A common problem in shareholder dispute litigation is that many companies deal in cash. Shockingly, not every mid-sized, closely held business that generates a substantial amount of cash reports all of it to the various taxing authorities. (I know – you’re shocked, too, right?) How could this impact shareholder dispute litigation?
The first way is rather obvious. When it comes time to value the company, whoever is looking for a higher value – or at least a truthful, accurate value – would want the cash to be counted. If it isn’t, then you aren’t really getting an accurate read on the company’s income, which is the most critical element in an accurate valuation. However, what happens when the court hears that significant cash was unreported?

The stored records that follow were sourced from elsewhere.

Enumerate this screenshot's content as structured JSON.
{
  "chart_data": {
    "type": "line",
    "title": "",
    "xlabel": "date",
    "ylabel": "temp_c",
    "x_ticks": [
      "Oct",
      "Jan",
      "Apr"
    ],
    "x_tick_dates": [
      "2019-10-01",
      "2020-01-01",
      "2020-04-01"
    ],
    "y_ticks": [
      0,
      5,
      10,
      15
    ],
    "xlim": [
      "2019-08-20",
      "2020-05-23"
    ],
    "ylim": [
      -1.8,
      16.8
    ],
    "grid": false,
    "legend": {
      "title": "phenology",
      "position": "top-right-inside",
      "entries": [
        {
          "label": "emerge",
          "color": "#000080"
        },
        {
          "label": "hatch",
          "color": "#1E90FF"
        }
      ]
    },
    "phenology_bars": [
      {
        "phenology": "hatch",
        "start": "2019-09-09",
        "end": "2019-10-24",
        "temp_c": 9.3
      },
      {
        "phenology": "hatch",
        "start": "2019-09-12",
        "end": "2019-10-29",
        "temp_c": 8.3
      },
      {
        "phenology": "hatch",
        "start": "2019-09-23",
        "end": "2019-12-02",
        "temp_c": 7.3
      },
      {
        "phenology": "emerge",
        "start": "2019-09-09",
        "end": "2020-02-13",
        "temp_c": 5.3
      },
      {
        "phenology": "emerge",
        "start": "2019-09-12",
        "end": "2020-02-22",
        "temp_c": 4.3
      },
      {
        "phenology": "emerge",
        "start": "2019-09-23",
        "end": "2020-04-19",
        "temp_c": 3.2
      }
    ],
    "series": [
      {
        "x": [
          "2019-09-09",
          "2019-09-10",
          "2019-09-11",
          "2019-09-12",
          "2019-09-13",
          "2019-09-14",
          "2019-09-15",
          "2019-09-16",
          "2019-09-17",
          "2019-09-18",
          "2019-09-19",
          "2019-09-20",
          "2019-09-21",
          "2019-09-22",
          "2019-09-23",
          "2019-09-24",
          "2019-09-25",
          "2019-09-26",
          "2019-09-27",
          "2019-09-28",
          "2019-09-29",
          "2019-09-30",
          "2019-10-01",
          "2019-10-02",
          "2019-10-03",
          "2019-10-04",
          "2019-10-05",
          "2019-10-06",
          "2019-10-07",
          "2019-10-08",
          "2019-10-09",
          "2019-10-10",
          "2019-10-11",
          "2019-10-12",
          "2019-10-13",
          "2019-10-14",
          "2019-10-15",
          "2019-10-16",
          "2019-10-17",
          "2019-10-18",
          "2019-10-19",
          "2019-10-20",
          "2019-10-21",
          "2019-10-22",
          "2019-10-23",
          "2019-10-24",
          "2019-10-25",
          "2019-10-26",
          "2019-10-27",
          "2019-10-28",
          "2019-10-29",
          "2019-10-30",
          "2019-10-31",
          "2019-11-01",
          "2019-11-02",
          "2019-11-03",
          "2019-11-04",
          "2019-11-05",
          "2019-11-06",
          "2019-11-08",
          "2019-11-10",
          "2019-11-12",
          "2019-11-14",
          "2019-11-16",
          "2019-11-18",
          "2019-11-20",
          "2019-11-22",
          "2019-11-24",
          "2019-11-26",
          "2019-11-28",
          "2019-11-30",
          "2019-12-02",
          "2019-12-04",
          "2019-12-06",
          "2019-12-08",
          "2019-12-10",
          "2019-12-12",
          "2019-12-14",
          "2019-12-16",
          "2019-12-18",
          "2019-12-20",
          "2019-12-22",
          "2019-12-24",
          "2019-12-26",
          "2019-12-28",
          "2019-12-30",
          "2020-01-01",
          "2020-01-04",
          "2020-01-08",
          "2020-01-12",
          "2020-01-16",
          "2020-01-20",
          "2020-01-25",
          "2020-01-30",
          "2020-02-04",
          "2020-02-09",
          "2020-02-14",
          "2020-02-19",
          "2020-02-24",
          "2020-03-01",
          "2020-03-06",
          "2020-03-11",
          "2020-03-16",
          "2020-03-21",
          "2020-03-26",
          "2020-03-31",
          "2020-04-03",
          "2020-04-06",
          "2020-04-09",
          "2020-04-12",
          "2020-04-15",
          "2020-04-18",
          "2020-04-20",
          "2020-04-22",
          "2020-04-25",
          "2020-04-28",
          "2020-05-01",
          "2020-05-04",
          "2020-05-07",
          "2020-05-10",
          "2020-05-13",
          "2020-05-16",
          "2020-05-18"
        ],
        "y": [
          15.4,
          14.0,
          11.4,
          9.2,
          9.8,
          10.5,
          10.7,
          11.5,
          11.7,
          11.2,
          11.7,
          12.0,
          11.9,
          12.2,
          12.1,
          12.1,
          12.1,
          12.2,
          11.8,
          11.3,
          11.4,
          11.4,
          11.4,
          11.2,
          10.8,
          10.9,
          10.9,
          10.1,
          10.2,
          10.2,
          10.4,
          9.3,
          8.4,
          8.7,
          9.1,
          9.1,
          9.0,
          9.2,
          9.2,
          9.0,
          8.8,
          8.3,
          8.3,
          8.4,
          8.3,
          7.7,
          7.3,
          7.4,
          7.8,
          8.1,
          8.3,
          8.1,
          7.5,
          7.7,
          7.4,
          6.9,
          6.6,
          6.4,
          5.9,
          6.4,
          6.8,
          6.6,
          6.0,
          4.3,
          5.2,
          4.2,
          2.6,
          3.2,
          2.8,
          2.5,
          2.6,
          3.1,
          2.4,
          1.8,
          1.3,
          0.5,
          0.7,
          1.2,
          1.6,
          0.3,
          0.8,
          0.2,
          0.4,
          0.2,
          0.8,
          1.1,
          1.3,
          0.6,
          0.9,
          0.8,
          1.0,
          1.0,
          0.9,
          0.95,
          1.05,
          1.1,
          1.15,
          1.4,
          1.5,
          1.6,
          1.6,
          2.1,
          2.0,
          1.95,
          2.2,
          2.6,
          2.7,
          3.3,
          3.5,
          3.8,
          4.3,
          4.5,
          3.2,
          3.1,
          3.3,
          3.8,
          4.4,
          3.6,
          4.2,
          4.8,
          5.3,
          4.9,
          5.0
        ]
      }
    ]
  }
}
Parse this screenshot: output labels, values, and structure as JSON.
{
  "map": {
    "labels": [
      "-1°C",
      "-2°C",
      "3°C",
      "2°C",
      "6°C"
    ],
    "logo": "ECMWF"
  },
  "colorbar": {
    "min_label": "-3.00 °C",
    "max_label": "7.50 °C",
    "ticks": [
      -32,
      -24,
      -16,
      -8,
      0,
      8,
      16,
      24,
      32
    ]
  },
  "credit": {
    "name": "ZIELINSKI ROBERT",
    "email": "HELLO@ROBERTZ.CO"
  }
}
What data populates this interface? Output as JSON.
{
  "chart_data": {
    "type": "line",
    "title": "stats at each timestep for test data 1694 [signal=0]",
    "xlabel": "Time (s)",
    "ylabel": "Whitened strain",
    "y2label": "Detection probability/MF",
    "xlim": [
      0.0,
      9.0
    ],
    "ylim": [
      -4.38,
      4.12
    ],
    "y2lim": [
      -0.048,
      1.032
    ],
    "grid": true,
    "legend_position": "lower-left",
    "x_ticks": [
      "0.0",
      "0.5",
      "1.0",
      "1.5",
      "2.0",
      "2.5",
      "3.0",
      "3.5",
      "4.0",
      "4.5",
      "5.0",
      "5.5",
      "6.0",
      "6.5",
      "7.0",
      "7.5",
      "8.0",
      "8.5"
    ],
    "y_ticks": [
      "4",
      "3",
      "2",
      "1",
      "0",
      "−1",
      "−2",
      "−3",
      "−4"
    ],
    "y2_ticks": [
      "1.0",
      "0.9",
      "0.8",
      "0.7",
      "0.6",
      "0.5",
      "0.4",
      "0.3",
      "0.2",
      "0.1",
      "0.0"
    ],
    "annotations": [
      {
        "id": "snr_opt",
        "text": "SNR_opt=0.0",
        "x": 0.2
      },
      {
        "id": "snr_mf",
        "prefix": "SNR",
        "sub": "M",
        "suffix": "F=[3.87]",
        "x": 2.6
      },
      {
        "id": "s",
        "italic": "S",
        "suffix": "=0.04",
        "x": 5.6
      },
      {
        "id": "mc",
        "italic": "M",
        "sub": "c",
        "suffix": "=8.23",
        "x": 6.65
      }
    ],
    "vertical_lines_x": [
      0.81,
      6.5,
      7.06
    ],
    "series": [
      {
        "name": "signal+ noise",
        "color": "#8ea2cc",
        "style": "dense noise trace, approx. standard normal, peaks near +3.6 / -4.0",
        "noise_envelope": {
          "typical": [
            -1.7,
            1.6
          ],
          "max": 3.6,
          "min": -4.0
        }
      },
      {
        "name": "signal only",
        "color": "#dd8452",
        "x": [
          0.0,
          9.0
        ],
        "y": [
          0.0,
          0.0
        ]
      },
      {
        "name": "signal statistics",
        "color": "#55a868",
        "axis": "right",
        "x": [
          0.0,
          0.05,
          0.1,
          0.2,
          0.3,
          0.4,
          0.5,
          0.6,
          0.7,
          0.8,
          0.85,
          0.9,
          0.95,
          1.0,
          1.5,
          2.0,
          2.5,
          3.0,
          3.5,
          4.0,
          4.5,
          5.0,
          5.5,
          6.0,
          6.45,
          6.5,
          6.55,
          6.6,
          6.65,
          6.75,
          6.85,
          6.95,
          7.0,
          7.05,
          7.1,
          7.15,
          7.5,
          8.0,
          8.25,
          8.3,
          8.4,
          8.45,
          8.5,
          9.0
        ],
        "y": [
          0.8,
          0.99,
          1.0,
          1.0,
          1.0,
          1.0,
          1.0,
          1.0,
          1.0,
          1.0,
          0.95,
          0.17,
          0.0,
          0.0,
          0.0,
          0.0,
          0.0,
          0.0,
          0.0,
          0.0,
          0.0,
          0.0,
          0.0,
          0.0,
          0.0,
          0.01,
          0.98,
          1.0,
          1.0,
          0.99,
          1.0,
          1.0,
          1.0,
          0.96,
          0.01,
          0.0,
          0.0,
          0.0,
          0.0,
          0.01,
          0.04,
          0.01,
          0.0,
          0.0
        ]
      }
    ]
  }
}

In New Jersey, judges are duty-bound to report to the appropriate taxing authorities any tax improprieties of which they become aware. This could be catastrophic for the company, and for whoever personally was responsible for the failure to pay the taxes. If you were involved at all in any such decision-making, you must realize that you have potential liability. However, that does not mean that you have to sit back and take unfair, oppressive action from the majority shareholders. Often, they will have more to lose than you do – sometimes much more. This is especially true if they were the ones in charge, and you merely had knowledge. Often in such a situation, a minority shareholder is scared to file suit. However, when this fear is overcome and suit filed, majority shareholders are quite often scared to let the case go before a judge. Many shareholder disputes are settled, because of tax issues, on the eve of the issue coming squarely before the judge.
Although I most often write about representing minority shareholders in business dispute litigation, I represent majority shareholders as well. When I do, and when I represent the company, I often must advise my client against letting a case get to the judge, precisely for tax reasons. It happens all the time.
There is a second way that unreported cash impacts a shareholder oppression action, and this one is a much more difficult issue. Many times, clients say that cash was not only unreported, but split among the shareholders and never even deposited into the corporate account. An in-depth forensic analysis of the company may prove that cash was missing. (If you had no sales, where did all your inventory go??) However, while all the shareholders were getting along, there was no reason for anyone to turn a microscope onto what was transpiring.
What many potential litigants fail realize is, that there may be more than missing cash at issue. In more than one case, I have seen majority shareholders, who were receiving their “fair share” of the cash over the years, suddenly feign shock and outrage at “discovering” that cash is missing. Guess who they point the finger at?
In one case, the minority shareholder was also an employee, responsible for collecting cash and distributing it among the shareholders. He kept no records and could prove nothing. The majority shareholders realized that they could blame this minority shareholder for “missing cash.” When he questioned why the company was paying over $200,000 for the wedding of the majority shareholder’s daughter, the employee/shareholder was fired and accused of stealing cash.
Fortunately, we were able to come up with witnesses who saw the majority shareholders with enormous sums of cash which could not otherwise be explained. As a result, we were able to favorably settle the case. But the minority shareholder, for too many years, had no idea how vulnerable he was making himself. And the majority shareholder was his brother – as is so often the case.
The lesson is, be very careful about how you conduct yourself and what position you are putting yourself in. You do not want to be vulnerable to someone else’s easily concocted lie. If you are concerned that what you are doing may impact your rights in the future, talk to a lawyer now, in a conversation that would be protected by the attorney-client privilege. But if you think you are being defrauded or oppressed by your business partners, don’t give up, even if there may be some “cash skeletons” in everyone’s closet. At least seek legal advice to see if you have options.
I should probably end by saying that, of course, it’s always better to just pay all applicable taxes in the first place. But you may not be in control of that decision.